Evil Corp utilise le nouveau malware Macaw pour les attaques de ransomware
Le groupe de hack Evil Corp (alias Indrik Spider et Dridex) a commencé à utiliser le nouveau Macaw Locker (ou simplement ara) malware pour les attaques. Les experts attribuent cela aux sanctions américaines, qui ne permettent pas aux victimes de payer des rançons aux agresseurs.

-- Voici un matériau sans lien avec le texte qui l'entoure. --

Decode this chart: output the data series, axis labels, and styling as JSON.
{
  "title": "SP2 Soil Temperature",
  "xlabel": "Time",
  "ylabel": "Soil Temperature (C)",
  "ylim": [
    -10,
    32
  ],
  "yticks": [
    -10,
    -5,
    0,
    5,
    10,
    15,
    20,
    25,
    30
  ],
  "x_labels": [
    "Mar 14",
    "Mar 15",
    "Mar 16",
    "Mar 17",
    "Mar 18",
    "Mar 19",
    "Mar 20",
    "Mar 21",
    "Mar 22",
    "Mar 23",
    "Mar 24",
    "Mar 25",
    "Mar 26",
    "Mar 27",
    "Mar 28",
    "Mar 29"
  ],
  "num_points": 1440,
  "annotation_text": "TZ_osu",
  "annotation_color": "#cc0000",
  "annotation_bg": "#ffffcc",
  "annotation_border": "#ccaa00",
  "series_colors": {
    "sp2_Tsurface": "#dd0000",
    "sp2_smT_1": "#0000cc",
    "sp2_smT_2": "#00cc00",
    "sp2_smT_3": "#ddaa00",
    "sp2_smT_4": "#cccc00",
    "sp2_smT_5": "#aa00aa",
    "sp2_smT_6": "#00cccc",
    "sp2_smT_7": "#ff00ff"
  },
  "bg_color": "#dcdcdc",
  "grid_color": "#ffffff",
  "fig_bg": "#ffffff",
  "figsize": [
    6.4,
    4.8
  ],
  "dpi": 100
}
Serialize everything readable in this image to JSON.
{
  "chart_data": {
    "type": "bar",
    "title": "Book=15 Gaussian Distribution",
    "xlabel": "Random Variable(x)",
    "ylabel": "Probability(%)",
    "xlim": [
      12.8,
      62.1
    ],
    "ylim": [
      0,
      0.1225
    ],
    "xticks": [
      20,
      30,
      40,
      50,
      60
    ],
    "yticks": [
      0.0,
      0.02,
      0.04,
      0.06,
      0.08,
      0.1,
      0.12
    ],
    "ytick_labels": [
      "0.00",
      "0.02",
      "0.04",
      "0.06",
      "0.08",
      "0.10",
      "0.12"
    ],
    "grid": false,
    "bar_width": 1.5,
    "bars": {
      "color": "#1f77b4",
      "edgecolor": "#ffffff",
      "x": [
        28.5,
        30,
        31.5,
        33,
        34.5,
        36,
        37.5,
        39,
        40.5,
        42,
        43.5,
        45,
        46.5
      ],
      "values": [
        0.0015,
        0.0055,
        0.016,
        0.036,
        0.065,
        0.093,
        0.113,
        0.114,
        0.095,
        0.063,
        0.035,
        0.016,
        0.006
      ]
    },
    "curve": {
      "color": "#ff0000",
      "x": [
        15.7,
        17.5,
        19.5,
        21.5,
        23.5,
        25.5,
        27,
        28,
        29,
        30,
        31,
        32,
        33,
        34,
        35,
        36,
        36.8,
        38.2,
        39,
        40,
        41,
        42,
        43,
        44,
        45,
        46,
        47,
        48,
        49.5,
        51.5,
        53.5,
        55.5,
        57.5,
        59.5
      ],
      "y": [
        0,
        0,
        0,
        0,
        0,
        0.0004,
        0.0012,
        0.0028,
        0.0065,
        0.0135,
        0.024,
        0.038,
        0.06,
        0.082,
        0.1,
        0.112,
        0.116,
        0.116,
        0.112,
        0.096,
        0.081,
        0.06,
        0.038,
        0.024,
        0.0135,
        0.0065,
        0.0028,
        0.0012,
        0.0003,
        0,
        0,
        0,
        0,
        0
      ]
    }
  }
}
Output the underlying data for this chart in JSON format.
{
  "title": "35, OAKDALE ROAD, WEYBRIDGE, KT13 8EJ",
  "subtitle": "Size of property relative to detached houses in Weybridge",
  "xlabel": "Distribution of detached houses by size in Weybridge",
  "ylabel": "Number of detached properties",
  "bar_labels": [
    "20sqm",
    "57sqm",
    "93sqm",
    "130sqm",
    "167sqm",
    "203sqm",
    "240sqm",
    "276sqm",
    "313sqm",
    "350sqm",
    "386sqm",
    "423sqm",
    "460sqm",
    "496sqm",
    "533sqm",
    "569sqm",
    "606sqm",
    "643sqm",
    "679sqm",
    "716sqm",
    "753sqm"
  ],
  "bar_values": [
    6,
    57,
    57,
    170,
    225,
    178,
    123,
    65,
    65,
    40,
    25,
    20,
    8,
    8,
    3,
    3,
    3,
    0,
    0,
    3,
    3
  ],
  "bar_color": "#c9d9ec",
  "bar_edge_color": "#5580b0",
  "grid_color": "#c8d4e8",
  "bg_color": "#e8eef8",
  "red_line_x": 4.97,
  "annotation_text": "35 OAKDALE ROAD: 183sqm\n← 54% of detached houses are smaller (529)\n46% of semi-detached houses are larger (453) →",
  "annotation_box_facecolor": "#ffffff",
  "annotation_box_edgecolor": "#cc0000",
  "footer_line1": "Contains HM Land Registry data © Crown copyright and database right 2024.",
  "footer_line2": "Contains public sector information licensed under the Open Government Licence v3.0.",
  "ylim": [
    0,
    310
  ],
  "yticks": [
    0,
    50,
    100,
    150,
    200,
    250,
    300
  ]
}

Les chercheurs rappellent qu'Evil Corp existe depuis au moins 2007, mais au début, les pirates ont plus souvent agi en tant que partenaires d'autres groupes. Ce n'est que plus tard que Evil Corp a commencé à se concentrer sur ses propres attaques, création du célèbre cheval de Troie bancaire Dridex.
Heures supplémentaires, alors que les attaques de ransomwares ont commencé à générer plus de revenus, Evil Corp a lancé son propre ransomware BitPaymer, le remettre aux victimes’ machines via Dridex. Ce dernier a progressivement évolué d'un banquier commun à un outil complexe et multifonctionnel.
Finalement, les activités du groupe ont attiré l'attention des autorités américaines. Dans 2019, les autorités américaines porté des accusations contre deux Russes qui, selon les forces de l'ordre, étaient à l'origine du développement du malware Dridex et d'autres opérations malveillantes. Également, les autorités américaines ont imposé des sanctions à 24 organisations et individus associés à Evil Corp et les suspects mentionnés.
Par conséquent, entreprises de négociation, qui négocient généralement les paiements de rançon et le décryptage des données avec des extorqueurs, a refusé de “travail” avec Evil Corp pour éviter les amendes et les poursuites du département du Trésor américain.
En réponse, Evil Corp a commencé à renommer ses opérations de ransomware et de masquage pour éviter les sanctions. Par exemple, l'arsenal du groupe comprend des ransomwares tels que WastedLocker, Hadès et Phénix, et PayloadBIN. Evil Corp est également soupçonné d'être à l'origine de la récemment rebaptisé ransomware DoppelPaymer nommé Grief (ou Payer ou faire le deuil).
Les récentes attaques contre Olympe et Groupe de diffusion Sinclair ont été liés au même ransomware Macaw Locker, qui semble être la nouvelle idée originale d'Evil Corp., Ordinateur qui bipe rapporte maintenant.
D'autres sources anonymes du secteur de la cybersécurité ont partagé avec la publication les pages personnelles des victimes de Macaw, où les attaquants exigent des rançons d'un montant de 450 bitcoins ($28 million) pour une attaque et $40 millions pour un autre. On ne sait pas encore quel rachat s'applique à quelle entreprise.
Le site darknet du groupe ne contient qu'une brève description de ce qui est arrivé à la victime, un outil pour décrypter trois fichiers gratuitement, et un lien vers une salle de discussion pour parler aux attaquants.
Permettez-moi de vous rappeler que nous avons également écrit que Le ransomware Grief menace de détruire les données des victimes si elles se tournent vers les négociateurs.